22 de março de 2009

EBG


Falemos da ECM. Não da Empresa de Cervejas da Madeira, mas da editora alemã fundada em 1969 na cidade de Munique por Manfred Eicher e cuja sigla significa Edition of Contemporary Music. Na minha humilde opinião e se a editora fosse portuguesa, mudar-lhe-ia o nome para EBG: Extremo Bom Gosto. Razões para este novo baptismo não faltarão.
A ECM é, actualmente e desde há largos anos, a casa de muitos dos melhores criadores e intérpretes de jazz de que há memória. Para além disto, e desde finais dos anos 70, alberga igualmente o que de melhor se faz ao nível da música contemporânea, lançando obras de compositores tão influentes e determinantes como Arvo Pärt, Steve Reich ou Heiner Goebbels. Sem desprimor para estas ECM New Series, centremo-nos no jazz, algum dele oriundo das mais improváveis paragens e peça central no xadrez desta editora, que tanta qualidade tem dado ao mundo nesta área.
Ao fim de 40 anos de história, a ECM ganhou uma estética própria. Essa estética advém dos nomes do seu catálogo, da qualidade nórdica das suas gravações e dos magníficos e irrepreensíveis trabalhos artísticos que se exibem invariavelmente pelas capas dos LP's e CD's dos seus numerosos lançamentos. Tal como as lendárias editoras 4AD e Factory criaram uma imagem (e uma linguagem) à parte nos anos 80, sustentada pelas imediatamente reconhecíveis capas de cariz gótico, barroco e romântico da primeira e pelos designs vanguardistas de Peter Saville & Co. da segunda, assim a ECM já o tinha feito e assim influenciou muitos sucedâneos, independentemente do tipo de música que editavam. E a música é o mais importante. No caso da 4AD, quem precisa dos In Camera ou dos Sort Sol? No caso da Factory, quem precisa dos Northside ou do inenarrável Steve Martland?

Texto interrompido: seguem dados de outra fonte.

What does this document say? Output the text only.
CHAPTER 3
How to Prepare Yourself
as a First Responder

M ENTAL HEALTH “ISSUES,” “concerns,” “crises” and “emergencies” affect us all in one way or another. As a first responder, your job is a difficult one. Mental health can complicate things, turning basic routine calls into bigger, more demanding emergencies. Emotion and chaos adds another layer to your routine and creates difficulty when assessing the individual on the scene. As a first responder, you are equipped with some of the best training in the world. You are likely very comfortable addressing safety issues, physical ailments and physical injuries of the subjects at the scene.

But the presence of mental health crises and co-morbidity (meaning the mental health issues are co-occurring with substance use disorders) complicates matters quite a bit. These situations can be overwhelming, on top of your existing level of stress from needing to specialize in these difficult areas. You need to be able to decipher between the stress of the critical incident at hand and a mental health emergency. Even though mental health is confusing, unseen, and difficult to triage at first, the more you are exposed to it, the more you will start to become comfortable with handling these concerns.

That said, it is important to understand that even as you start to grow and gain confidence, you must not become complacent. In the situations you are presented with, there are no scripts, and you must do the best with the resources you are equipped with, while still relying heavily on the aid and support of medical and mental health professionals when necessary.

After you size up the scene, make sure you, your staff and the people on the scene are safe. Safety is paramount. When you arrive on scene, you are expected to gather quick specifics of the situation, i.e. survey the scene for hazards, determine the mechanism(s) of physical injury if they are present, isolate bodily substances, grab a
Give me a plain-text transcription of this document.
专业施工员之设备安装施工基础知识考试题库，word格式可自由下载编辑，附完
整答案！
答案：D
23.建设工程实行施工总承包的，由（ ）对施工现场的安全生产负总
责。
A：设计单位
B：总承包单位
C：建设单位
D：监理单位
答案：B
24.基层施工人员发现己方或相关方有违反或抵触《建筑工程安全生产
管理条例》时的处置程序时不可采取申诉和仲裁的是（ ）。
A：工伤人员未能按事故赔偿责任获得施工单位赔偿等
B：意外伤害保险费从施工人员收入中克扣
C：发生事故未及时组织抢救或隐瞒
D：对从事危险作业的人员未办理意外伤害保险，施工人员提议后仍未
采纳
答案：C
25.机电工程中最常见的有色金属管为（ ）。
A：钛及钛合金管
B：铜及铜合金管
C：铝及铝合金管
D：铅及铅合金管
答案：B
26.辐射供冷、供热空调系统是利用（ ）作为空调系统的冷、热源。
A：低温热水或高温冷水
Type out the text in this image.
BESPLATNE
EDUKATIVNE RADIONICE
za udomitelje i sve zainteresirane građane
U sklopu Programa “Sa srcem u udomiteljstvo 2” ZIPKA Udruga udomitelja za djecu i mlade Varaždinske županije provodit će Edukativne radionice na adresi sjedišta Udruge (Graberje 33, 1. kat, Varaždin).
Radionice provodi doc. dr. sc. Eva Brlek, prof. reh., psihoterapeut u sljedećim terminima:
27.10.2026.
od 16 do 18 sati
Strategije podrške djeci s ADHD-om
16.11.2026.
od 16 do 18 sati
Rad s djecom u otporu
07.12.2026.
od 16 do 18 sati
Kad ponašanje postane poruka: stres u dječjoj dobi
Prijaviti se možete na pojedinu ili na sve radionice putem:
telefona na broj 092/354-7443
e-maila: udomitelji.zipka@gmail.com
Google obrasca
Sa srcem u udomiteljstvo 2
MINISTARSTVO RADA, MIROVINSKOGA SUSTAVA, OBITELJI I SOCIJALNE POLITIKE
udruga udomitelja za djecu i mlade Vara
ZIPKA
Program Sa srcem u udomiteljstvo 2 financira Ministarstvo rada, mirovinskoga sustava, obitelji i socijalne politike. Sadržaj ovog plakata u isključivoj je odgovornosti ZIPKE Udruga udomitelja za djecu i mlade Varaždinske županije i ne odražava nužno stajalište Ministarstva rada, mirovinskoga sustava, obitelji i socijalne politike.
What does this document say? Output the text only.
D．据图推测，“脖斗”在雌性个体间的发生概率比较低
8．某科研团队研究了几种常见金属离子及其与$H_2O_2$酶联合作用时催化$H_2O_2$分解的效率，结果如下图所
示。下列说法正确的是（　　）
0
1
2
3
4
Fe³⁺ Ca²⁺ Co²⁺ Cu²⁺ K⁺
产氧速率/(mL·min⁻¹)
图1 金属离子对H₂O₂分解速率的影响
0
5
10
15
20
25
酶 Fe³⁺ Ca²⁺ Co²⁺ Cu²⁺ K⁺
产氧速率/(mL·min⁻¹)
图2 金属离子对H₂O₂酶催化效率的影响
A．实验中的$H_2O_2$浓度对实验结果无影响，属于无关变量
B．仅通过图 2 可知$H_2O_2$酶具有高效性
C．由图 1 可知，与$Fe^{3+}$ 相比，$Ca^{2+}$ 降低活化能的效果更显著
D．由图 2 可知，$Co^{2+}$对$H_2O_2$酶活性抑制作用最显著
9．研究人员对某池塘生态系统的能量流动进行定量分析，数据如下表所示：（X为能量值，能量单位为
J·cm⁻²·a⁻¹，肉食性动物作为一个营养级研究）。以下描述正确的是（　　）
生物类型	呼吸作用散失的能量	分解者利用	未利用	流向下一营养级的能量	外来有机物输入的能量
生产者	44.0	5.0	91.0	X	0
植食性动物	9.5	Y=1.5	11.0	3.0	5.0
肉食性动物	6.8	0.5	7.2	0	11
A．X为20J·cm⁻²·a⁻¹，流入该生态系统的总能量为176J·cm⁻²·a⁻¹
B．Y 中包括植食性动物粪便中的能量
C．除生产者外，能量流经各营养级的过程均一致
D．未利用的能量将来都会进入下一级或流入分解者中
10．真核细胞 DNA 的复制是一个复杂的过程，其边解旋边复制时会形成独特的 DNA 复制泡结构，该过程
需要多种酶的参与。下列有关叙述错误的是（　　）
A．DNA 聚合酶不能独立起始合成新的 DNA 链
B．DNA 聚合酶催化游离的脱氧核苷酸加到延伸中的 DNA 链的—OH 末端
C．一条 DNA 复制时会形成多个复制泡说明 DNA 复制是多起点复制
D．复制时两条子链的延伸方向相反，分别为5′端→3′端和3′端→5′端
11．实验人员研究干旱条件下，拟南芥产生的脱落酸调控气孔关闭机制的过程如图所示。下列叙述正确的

A música da ECM não é feita só de jazz e o jazz da ECM não é o mais facilmente rotulável. Do mais clássico ao mais vanguardista, encontra-se de tudo. Da enorme miríade de artistas que gravitam em torno desta editora, existem obras dispensáveis, claro está, mas não se pode despeitar um único criador. Aqui residem das peças mais sublimes que ouvi até hoje, provenientes de qualquer paleta musical, mas com o jazz em pano de fundo. Será impossível destacar uma única e definitiva, mas Portrait Of A Romantic, de John Surman, faz a noite irromper no meu quarto e deixa cair a lua e as estrelas no meu chão sempre que a ouço; Conte De L'Incroyable Amour, do tunisíno Anouar Brahem, tem o dom de nos fazer olhar para velas acesas, ou fechar os olhos e levitar-nos pelos céus nocturnos do deserto e pela brancura das medinas; Khmer, de Nils Petter Molvaer, com o seu trompete sonâmbulo e lampejos de electrónica é a banda sonora ideal para conduzir por uma cidade espectral e vazia como Lisboa às 4 da manhã; a primeira parte do Köln Concert de Keith Jarrett é, garantidamente, a mais bela improvisação feita para piano que alguma vez ouvi. Ainda hoje me faz pele de galinha a evolução daquela melodia e sinto arrepios de prazer a partir do minuto 07:14. Isto sem esquecer o saxofone de Jan Garbarek, o piano de Paul Bley, a guitarra de Terje Rypdal ou o contrabaixo de Dave Holland... Enfim, podia ficar aqui o resto da noite a enumerar pequenos milagres, como o álbum de 2005 do baterista Paul Motian, cuja capa encima estas linhas e cujo estilo mantém a essência da editora germânica assente em estacas bem firmes no século XXI.
A música da ECM é quase um estilo de vida. É música feita em tons de cinzento, preto e branco, com estilhaços de vermelho e muitos mantos de diferentes tons de azul a cobri-la. É música urbana, sofisticada e moderna, feita à medida das grandes cidades, mas infectada por um romantismo antiquado e incorrigível. Não será certamente música para adolescentes ou perseguidores de adrenalina, mas, e ao cair nos trinta, é música que me faz sentir muitas vezes que a minha solidão, se brotar especialmente à noite, terá sempre companhia.